Antisémitisme : Des députés de la Nupes quittent l’Hémicycle après des accusations d’Eric Dupond-Moretti

Interrogé mardi sur l’antisémitisme, le garde des Sceaux Eric Dupond-Moretti a interpellé « l’extrême gauche » et pointé du doigt une récente proposition de résolution polémique sur Israël, provoquant aussitôt une vive protestation des députés de la coalition Nupes qui ont quitté l’Hémicycle.

Dans une question au gouvernement sur les auteurs de l’attentat de la Rue des Rosiers de 1982, le député apparenté LR Meyer Habib s’est emporté contre les « islamogauchistes » de LFI, que ce proche de l’ancien Premier ministre Benyamin Netanyahou prend régulièrement à partie.
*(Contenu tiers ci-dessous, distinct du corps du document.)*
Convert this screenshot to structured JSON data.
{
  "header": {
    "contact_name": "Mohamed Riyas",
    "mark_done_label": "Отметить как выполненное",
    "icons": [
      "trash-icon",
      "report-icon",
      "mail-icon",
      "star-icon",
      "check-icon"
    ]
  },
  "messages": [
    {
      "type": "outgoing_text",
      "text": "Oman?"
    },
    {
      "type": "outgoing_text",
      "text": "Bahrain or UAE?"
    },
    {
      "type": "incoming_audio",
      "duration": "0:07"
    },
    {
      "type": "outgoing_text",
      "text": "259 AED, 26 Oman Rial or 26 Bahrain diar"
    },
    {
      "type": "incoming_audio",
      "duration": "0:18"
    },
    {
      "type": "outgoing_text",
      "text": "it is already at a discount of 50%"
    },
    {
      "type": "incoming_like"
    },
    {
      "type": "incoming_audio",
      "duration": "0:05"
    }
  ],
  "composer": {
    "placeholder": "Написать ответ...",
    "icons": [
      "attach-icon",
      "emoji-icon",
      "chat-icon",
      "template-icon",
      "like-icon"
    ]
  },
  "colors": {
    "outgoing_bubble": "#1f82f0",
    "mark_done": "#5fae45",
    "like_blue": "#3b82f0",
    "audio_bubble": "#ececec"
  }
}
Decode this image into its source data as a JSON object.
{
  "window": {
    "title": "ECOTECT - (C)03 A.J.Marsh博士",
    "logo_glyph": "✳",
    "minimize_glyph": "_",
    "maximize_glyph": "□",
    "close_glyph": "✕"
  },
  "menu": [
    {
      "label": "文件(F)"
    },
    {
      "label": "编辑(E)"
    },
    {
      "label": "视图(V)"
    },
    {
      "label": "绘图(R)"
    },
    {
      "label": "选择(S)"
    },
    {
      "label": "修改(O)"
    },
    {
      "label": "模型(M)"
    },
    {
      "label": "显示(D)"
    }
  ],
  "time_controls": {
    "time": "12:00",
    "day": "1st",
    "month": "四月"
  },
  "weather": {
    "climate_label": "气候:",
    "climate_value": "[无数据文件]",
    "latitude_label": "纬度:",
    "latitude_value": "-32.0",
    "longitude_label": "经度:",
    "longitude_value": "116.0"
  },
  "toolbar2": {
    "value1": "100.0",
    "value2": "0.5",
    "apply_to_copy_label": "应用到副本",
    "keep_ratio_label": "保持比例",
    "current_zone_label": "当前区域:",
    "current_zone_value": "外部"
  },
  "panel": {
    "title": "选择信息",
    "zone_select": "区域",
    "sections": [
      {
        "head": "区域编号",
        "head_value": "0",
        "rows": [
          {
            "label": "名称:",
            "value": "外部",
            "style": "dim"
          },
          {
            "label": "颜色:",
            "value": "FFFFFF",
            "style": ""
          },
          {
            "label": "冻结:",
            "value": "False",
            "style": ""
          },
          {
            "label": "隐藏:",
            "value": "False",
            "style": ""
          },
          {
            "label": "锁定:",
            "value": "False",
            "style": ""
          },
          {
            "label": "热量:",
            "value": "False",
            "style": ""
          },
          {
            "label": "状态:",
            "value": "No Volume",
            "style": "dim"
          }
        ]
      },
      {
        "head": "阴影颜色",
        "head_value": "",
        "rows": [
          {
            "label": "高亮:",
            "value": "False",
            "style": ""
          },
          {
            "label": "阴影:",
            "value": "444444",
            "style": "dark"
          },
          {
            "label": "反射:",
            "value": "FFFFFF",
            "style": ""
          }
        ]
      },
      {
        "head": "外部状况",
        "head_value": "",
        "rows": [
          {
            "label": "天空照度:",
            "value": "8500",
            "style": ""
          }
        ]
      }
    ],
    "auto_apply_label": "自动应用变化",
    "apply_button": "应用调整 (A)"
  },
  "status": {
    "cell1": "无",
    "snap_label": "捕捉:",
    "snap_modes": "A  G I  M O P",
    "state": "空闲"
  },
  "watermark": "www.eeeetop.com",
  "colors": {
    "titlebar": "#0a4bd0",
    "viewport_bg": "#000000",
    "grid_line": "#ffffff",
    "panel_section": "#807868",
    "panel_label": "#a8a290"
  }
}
Meyer Habib a dénoncé une « résolution immonde de 37 députés Nupes », illustrant selon lui une « haine des juifs et d’Israël ».

Jérémy Corbyn et les candidates LFI

Initiée par le communiste Jean-Paul Lecoq, cette proposition de résolution signée par une quarantaine d’élus de gauche condamnait le « régime d’apartheid » d’Israël contre les Palestiniens, « un régime institutionnalisé d’oppression et de domination systématique par un seul groupe racial ». Elle avait fait polémique à gauche et avait provoqué une série de condamnations d’associations.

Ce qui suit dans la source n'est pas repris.